New Criminal Filings - Every day, all new criminal cases filed in the city are posted to this website: https://www.courts.phila.gov/NewCriminalFilings/date/. These contain general information about the case, like the person’s name, the main charge, whether bail was set, and the docket number
Docket: Dockets are PDFs containing detailed information about a given case. They are publicly available at this website: https://ujsportal.pacourts.us/DocketSheets/MC.aspx. Dockets contain information that the New Criminal Filings website does not, like the name of the magistrate who set the bail, the defendant’s race. A docket is updated as the case progresses to reflect the next court hearing, as well as the case outcome when it concludes. The URL to access a given docket has a unique hash, so it is difficult to scrape them.
Court Summary: Court Summaries are also available from the docket website. They contain a defendant’s entire PA court history, so they’ll have information about a defendant’s current case as well as any other ongoing or concluded ones. They also have unique hashed URLs.
Scraping: Scraping is the process of extracting data, specifically from New Criminal Filings and dockets, so that the data can be compiled and analyzed.
Parsing: Once data has been scraped, or pulled from New Criminal Filings and dockets, the data has to be converted, or parsed, into a more readable format. Parsing the data allows for better analysis.
Script: A script is a sequence of instructions that is interpreted by a program, like Python.
Query: Once data has been scraped and parsed into a large database, specific metrics or measures can be pulled in smaller pieces using a written request, or query.
API: An application programming interface (API) is a computing interface which defines interactions between multiple software intermediaries. It defines the kinds of calls or requests that can be made, how to make them, the data formats that should be used, the conventions to follow, etc.
Cloud: The cloud is a general metaphor that is used to refer to the Internet.
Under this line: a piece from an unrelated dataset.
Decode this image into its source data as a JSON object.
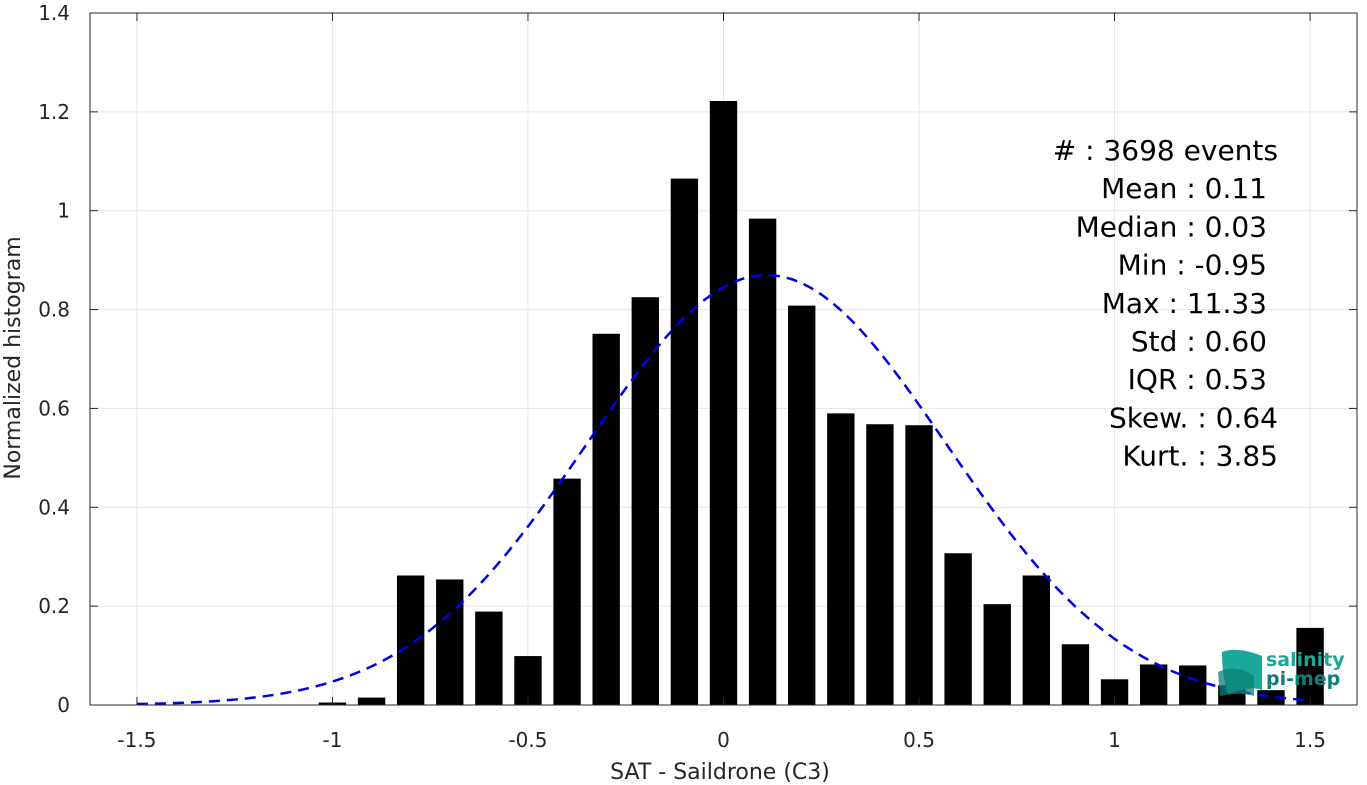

For our purposes, the "cloud" refers to online database storage.
CSV: A comma separated values (CSV) file contains different values separated by a delimiter, which acts as a database table or an intermediate form of a database table. In other words, a CSV file is a set of database rows and columns stored in a text file such that the rows are separated by a new line while the columns are separated by a semicolon or a comma. A CSV file is primarily used to transport data between two databases of different formats through a computer program.
Dashboard: After specific metrics have been queried from the data, it's often useful to visualize and display key findings using a dashboard, a graphical user interface that allows an at-a-glance look at the data.
Athena (AWS): Amazon Athena is an interactive query service that makes it easy to analyze data in Amazon S3 using standard SQL.
S3 bucket (AWS): Amazon Simple Storage Service (Amazon S3) is an object storage service that offers industry-leading scalability, data availability, security, and performance.
R (programming language): R is a programming language and free software environment for statistical computing and graphics. The R language is widely used among statisticians and data miners for developing statistical software and data analysis.
Github Actions: GitHub Actions is an API for cause and effect on GitHub: orchestrate any workflow, based on any event, while GitHub manages the execution, provides feedback, and secures every step along the way.
Issue (Github): Issues are a great way to keep track of tasks, enhancements, and bugs for projects. They're kind of like email—except they can be shared and discussed with the rest of the team.
Pull request (Github): Pull Requests are the heart of collaboration on GitHub. When you open a pull request, you’re proposing your changes and requesting that someone review and pull in your contribution and merge them into their branch.